Ad Copy and Brand Names: Only By the Experts, Please
There are some lessons to learn here about writing for stigmatisation and ad copy in multiplex languages:
1. Get the preparation and background research done by marcom experts in every language market you're going to. One Spanish-speaking country will remonstrate and interpretations that are different from another. Brazilian Portuguese is different from the Portuguese in Portugal. Parisian French is slightly different from Belgian French and Swiss French and Quois French. And that's before we even bestir oneself on languages in the Middle East, Africa, Asia and beyond.

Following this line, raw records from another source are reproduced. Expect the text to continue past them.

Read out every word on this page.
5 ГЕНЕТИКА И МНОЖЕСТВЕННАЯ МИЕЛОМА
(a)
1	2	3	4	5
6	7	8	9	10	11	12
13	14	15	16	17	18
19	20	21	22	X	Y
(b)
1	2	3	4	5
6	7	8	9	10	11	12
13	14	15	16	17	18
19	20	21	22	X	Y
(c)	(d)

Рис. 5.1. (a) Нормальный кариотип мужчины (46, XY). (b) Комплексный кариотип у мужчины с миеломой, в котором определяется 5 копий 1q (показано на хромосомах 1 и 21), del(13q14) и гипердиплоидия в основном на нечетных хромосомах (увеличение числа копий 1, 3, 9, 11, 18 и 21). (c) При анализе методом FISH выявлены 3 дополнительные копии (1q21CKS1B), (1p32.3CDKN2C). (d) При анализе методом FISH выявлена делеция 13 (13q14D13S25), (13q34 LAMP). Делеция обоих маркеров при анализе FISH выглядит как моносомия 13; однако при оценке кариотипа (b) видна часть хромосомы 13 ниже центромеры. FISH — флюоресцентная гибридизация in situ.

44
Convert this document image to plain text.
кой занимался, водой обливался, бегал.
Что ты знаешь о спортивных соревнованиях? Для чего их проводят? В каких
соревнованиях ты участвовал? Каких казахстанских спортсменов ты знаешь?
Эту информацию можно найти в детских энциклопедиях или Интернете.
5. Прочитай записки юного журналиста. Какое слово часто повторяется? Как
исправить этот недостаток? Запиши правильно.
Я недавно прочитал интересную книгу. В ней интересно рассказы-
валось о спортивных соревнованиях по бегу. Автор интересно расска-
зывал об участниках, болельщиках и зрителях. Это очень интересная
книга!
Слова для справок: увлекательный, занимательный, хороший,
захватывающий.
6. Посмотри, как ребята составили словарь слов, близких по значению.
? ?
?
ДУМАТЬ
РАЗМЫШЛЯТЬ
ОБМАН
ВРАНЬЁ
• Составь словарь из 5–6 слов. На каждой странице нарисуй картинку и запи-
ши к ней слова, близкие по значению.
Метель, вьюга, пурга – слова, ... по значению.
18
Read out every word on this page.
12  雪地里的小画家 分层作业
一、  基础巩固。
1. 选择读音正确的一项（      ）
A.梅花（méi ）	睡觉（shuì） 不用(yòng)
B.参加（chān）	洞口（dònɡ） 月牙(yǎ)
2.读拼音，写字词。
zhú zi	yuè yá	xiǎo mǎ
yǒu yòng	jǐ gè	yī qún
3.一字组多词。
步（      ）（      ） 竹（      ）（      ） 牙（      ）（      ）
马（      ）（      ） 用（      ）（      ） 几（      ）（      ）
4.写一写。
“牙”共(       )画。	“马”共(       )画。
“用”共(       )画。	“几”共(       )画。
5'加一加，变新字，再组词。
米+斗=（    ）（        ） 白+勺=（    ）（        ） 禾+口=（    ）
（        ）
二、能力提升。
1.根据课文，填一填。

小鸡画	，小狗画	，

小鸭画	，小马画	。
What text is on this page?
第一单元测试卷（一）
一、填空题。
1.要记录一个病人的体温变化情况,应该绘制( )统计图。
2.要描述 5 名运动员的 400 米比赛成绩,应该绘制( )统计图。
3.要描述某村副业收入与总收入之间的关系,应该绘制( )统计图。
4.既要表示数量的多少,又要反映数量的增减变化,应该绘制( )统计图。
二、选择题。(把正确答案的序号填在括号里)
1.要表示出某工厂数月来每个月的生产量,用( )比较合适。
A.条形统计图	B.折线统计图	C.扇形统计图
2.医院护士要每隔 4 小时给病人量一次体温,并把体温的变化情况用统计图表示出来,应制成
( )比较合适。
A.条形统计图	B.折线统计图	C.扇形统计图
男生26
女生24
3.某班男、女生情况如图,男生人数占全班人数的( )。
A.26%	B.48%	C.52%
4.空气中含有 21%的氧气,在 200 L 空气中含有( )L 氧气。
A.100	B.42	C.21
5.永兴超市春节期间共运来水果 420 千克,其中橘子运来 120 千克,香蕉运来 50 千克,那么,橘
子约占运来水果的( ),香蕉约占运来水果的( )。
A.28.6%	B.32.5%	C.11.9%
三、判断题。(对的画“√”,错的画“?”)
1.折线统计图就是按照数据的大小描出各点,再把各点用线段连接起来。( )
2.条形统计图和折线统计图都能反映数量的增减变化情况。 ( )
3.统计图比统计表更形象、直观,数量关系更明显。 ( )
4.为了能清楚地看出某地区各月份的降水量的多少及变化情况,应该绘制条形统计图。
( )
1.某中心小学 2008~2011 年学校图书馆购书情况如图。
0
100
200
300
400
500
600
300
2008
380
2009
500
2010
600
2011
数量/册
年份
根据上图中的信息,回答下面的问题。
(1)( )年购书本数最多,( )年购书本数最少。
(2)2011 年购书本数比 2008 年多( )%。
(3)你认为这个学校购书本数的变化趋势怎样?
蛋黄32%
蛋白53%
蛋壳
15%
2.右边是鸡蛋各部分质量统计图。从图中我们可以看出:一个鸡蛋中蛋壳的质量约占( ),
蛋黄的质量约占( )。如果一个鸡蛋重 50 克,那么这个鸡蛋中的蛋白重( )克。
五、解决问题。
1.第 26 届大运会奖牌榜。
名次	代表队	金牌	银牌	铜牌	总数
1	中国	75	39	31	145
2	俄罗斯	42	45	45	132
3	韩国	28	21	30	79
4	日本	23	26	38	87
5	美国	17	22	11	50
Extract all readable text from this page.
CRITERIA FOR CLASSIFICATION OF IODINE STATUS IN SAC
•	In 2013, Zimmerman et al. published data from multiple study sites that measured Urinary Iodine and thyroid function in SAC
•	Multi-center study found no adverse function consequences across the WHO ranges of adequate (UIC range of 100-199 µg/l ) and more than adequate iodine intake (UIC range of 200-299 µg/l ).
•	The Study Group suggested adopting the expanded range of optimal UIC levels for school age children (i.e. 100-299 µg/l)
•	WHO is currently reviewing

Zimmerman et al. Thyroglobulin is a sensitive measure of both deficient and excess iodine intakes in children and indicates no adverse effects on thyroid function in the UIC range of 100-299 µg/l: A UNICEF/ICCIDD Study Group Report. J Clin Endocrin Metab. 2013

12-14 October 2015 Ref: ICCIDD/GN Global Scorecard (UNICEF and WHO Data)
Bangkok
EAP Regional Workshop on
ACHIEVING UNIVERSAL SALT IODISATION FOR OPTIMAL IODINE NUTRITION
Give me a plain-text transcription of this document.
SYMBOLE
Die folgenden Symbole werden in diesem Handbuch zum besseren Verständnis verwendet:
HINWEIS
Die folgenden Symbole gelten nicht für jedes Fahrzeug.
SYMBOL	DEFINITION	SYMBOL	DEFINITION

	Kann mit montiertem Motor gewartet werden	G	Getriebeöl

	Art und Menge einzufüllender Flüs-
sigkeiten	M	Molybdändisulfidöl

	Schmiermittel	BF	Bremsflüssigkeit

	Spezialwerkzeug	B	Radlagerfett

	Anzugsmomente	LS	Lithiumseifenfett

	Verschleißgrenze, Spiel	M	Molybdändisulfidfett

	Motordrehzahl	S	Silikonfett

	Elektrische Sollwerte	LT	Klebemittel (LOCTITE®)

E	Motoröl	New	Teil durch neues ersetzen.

2. Make sure that your translations are done not just by translation experts in each language but by translation experts who understand how to write ad copy. Insist on this when you hire the translation agency. They may think it's OK to use a native-speaker diary custodian or other professional author who isn't a trained copyauthor. That's not good if you want to get bang for your buck in the foreign ad spend.
3. It's impossible to judge the quality of translations into languages you don't speak, so get them double-checked by an appropriate native speaker. Don't leave it to the translation agency; play it safe. Preferably, get a native-speaker copyauthor (perhaps from the local ad agency?) to run through it and tighten it up if necessary.